La Comunità Antagonista Padana su "La Repubblica" e a “Matrix”

Ci fa molto sorridere vedere giornali e televisioni nazionali interessati al nostro cartellone sul caso Toaff. Mai pensavamo di suscitare un così diffuso interesse mediatico per una iniziativa culturale, se vogliamo secondaria, rispetto alla nostra battaglia politica indipendentista che quotidianamente portiamo avanti nei chiostri universitari. A onor del vero, siamo convinti che l’indipendentismo non si esaurisca certo nella politica, anzi, ora più che mai, in questi anni di vuoto pneumatico, è richiesta ad ognuno di noi una forte criticità che si concretizza in una sana indipendenza mentale e culturale da stereotipi scientifici e vulgate comuni (spesso false e tendenziose). Non dovrebbe dunque suscitare alcun clamore questa nostra piccola-grande pretesa. Ma invece non è così: ormai tutto quello che riguarda più o meno direttamente certe tematiche storiche è stato elevato a dogma indiscutibile. Un dogma accettabile dalla ragione, ma frutto di forti pregiudizi (l'articolo su "La Repubblica" del 27 febbraio 2007 ne è l'esempio eclatante). Fortunatamente non tutti i media sono così legati alle logiche del pensiero unico.

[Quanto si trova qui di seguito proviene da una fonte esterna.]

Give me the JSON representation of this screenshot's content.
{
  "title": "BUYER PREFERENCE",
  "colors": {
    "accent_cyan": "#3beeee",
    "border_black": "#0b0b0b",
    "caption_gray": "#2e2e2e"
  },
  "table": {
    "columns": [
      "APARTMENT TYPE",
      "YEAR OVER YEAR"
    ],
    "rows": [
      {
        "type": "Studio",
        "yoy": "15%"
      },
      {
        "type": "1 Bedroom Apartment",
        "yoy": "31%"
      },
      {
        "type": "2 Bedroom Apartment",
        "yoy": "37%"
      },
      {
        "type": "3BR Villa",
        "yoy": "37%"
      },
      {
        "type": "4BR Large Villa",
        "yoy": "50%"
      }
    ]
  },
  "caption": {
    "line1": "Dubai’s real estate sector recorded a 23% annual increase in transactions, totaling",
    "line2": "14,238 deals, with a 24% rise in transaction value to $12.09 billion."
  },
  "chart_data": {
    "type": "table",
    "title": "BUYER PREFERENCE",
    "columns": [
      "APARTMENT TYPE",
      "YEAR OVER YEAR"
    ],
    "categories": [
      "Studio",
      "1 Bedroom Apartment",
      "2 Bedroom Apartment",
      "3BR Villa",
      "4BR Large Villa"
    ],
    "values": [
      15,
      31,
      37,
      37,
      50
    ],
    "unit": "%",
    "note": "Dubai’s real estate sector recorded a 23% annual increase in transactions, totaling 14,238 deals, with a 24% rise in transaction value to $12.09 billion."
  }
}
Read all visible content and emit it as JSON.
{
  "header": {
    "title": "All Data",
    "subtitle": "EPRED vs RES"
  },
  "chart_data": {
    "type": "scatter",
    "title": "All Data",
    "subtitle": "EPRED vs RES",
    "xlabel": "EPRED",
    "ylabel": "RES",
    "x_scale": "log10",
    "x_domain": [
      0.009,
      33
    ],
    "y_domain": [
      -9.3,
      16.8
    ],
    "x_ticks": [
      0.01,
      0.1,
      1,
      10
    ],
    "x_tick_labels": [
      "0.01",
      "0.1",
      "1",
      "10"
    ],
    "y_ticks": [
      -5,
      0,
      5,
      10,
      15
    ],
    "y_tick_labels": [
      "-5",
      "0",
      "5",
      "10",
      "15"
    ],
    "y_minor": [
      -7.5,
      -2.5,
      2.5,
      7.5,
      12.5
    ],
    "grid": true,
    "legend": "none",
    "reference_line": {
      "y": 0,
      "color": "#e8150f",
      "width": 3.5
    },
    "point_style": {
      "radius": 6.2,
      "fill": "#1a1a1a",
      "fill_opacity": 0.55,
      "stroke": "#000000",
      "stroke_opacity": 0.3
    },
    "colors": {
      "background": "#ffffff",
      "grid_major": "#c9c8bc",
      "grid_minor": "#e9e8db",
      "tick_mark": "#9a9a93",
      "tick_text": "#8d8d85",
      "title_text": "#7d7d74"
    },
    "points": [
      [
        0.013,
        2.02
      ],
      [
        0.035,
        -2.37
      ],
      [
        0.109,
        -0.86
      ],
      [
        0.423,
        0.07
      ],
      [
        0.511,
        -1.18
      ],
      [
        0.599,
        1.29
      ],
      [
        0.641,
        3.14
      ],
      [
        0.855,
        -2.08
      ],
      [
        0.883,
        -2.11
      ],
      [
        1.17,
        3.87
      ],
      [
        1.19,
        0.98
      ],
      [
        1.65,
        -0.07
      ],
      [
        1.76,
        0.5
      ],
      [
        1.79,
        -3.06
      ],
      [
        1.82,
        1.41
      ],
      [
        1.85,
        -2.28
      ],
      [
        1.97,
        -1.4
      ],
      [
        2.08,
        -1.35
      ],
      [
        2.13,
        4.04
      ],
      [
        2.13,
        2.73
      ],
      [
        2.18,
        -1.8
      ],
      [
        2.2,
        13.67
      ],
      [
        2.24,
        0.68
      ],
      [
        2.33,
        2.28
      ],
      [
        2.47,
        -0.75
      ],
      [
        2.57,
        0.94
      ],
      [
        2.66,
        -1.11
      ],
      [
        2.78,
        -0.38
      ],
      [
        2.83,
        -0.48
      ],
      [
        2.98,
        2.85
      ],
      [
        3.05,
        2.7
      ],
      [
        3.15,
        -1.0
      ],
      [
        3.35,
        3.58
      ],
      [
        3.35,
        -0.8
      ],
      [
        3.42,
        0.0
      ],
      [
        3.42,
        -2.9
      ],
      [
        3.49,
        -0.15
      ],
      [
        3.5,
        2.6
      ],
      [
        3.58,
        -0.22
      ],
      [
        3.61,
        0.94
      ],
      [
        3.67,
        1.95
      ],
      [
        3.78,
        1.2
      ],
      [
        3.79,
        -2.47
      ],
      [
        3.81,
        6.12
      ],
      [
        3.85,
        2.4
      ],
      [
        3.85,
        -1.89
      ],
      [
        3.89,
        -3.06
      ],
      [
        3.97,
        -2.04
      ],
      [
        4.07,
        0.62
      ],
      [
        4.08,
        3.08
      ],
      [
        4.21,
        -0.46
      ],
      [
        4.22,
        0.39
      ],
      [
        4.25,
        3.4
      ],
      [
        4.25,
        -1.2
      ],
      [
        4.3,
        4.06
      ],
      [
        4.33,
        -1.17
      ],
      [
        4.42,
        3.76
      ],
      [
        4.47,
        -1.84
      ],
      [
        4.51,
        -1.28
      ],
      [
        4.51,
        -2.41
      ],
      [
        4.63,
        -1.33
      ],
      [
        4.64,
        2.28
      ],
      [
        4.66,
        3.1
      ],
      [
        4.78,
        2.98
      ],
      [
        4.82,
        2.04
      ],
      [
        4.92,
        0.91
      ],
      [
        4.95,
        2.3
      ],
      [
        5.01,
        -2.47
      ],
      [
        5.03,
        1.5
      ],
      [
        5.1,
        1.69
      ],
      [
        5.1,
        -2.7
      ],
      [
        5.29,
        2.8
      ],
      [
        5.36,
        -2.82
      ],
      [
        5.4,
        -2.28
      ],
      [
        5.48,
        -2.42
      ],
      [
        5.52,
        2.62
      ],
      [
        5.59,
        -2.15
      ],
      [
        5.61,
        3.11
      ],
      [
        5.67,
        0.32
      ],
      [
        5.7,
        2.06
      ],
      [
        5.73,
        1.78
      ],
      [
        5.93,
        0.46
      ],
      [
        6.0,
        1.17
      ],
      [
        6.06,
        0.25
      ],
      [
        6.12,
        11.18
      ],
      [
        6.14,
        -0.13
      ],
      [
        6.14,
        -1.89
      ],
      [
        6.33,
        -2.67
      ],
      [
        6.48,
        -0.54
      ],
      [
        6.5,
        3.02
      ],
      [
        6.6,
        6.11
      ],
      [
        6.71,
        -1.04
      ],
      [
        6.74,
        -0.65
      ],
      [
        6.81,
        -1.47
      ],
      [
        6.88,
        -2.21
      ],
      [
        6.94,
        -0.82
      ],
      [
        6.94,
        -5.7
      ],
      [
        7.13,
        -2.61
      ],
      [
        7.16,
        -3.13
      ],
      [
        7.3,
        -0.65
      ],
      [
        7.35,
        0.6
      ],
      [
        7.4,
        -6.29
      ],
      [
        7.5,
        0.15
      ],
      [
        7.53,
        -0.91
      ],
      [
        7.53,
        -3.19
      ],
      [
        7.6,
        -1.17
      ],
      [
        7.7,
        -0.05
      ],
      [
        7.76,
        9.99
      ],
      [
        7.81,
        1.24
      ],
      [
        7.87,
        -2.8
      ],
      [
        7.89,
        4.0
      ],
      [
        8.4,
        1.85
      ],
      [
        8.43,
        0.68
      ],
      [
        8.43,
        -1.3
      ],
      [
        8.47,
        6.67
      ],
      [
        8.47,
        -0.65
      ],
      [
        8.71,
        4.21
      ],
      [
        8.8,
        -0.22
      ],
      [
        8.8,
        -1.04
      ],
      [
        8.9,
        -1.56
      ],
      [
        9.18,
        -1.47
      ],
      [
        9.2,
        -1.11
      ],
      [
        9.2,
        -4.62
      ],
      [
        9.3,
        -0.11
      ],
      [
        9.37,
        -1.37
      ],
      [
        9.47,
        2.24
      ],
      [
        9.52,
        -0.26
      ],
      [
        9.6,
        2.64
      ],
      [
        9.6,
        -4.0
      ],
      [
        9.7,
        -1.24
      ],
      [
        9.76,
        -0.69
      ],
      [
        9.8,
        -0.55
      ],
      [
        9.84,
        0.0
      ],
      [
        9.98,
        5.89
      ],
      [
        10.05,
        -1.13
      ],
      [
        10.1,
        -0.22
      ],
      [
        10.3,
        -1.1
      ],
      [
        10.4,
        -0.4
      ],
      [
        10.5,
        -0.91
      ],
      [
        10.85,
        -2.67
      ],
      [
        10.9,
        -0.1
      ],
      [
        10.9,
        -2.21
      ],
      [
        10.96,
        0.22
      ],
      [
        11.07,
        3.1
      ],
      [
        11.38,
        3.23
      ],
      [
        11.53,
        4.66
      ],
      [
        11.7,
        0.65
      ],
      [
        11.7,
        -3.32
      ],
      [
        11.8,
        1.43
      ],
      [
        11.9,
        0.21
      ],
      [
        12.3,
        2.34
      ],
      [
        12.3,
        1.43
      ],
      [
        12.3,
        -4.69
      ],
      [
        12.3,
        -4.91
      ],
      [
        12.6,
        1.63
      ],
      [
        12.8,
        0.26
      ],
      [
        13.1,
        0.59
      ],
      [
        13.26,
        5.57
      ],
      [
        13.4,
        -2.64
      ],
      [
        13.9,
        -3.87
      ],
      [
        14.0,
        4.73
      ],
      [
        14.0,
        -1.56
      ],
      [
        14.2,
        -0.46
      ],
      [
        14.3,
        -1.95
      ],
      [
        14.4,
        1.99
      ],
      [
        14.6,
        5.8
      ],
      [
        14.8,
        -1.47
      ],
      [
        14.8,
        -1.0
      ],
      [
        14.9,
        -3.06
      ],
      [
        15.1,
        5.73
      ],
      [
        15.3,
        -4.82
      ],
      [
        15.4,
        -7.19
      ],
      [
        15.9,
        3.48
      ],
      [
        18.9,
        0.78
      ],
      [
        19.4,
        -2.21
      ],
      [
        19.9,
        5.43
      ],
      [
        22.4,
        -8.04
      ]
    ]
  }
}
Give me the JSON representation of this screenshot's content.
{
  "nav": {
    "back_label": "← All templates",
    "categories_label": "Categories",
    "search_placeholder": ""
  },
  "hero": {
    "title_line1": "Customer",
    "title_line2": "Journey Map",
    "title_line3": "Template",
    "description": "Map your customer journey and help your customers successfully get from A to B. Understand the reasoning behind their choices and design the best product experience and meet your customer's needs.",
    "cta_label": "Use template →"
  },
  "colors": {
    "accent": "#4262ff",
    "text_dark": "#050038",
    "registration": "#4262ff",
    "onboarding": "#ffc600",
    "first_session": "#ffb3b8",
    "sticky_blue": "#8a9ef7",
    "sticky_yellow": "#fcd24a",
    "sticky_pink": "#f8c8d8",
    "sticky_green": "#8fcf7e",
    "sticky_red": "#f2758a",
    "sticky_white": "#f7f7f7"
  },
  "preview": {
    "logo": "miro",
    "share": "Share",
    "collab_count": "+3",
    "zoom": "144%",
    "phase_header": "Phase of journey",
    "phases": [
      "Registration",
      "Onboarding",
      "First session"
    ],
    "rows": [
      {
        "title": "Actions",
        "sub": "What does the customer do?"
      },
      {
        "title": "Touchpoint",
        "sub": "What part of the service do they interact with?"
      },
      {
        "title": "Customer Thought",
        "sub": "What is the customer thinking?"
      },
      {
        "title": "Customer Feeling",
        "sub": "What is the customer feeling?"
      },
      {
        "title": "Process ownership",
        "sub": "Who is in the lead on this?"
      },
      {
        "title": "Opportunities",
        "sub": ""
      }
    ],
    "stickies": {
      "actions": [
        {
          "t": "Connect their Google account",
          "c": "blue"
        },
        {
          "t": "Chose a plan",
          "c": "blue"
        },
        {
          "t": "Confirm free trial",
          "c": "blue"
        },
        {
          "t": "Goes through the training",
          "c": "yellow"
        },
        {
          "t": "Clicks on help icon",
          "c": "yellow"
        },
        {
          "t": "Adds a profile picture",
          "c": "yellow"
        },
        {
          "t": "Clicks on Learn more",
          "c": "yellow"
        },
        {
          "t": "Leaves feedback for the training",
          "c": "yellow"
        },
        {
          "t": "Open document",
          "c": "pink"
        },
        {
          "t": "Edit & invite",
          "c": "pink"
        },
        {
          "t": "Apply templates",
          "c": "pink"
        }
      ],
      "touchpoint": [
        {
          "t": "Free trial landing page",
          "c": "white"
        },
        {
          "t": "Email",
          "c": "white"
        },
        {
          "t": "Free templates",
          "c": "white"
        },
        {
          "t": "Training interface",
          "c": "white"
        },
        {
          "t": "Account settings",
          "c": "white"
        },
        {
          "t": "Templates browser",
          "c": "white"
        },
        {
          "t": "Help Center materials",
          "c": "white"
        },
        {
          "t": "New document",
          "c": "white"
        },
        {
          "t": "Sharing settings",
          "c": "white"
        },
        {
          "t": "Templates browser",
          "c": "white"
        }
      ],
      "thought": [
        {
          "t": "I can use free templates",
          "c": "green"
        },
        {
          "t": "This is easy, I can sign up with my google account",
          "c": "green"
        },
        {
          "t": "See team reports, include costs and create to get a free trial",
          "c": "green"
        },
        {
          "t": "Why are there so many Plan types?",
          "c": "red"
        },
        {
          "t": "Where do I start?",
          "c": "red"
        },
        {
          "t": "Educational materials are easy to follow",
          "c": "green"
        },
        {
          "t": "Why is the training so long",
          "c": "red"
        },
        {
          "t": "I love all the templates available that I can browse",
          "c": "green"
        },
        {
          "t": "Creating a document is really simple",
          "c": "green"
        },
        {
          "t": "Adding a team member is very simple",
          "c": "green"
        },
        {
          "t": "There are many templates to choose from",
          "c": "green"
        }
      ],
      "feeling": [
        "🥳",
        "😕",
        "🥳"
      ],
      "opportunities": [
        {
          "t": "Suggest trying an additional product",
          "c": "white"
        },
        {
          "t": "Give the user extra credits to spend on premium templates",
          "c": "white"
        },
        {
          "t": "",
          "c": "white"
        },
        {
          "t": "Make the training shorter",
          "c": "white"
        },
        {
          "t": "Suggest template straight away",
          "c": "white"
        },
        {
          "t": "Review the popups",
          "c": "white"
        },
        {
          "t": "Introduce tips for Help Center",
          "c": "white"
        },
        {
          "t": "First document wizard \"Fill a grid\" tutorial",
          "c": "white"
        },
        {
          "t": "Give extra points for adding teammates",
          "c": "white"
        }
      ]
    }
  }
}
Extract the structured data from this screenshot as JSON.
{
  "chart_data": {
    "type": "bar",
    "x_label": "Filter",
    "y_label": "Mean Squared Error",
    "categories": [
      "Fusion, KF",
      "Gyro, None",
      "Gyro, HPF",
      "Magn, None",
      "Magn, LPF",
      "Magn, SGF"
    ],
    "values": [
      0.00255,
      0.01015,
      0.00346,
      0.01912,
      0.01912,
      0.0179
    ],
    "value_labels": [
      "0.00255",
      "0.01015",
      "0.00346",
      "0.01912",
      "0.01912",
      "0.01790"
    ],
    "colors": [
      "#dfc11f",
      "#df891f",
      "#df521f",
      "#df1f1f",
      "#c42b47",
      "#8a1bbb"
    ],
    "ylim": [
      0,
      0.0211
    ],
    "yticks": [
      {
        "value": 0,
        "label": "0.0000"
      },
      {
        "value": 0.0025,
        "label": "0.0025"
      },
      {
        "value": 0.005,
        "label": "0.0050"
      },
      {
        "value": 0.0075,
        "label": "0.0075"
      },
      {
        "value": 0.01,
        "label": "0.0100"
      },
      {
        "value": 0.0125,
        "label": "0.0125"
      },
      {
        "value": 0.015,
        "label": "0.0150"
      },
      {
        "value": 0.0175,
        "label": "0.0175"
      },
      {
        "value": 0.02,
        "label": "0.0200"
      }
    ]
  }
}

Ad esempio il dibattito di venerdì 2 marzo 2007 a “Matrix” ha evidenziato, in uno spirito di relativa libertà, le forti divisioni anche all’interno dell’ebraismo di lingua italiana: se Fiamma Nirenstein mostrava il volto (a tratti patetico) del parossismo illiberale dei neocons, il prof. Sergio Luzzatto dell’Università di Torino ha dato invece prova di un sincero amore per la ricerca storica, rispondendo colpo su colpo, senza paura, agli anatemi e agli improperi urlati dalla controparte. Anche la Comunità Antagonista Padana, con l’intervista al nostro Reggente Luca Fumagalli, ha invece dato dimostrazione di come, anche nel nostro Ateneo, si possano porre all’attenzione di tutti i temi più lontani dalla tetra dittatura del “politicamente e storicamente corretto”. Nel nostro piccolo ci prenderemo l’impegno di pubblicare A BREVE una rassegna di articoli e saggi di vario orientamento, oltre ad una messa a punto su “Il Cinghiale Corazzato” per rendere più completo il quadro storiografico sul tema dell’omicidio rituale. Lontani sia da ogni dilettantismo propagandistico come dal negazionismo ideologico sbracato che ha costretto Ariel Toaff a ritirare il suo libro.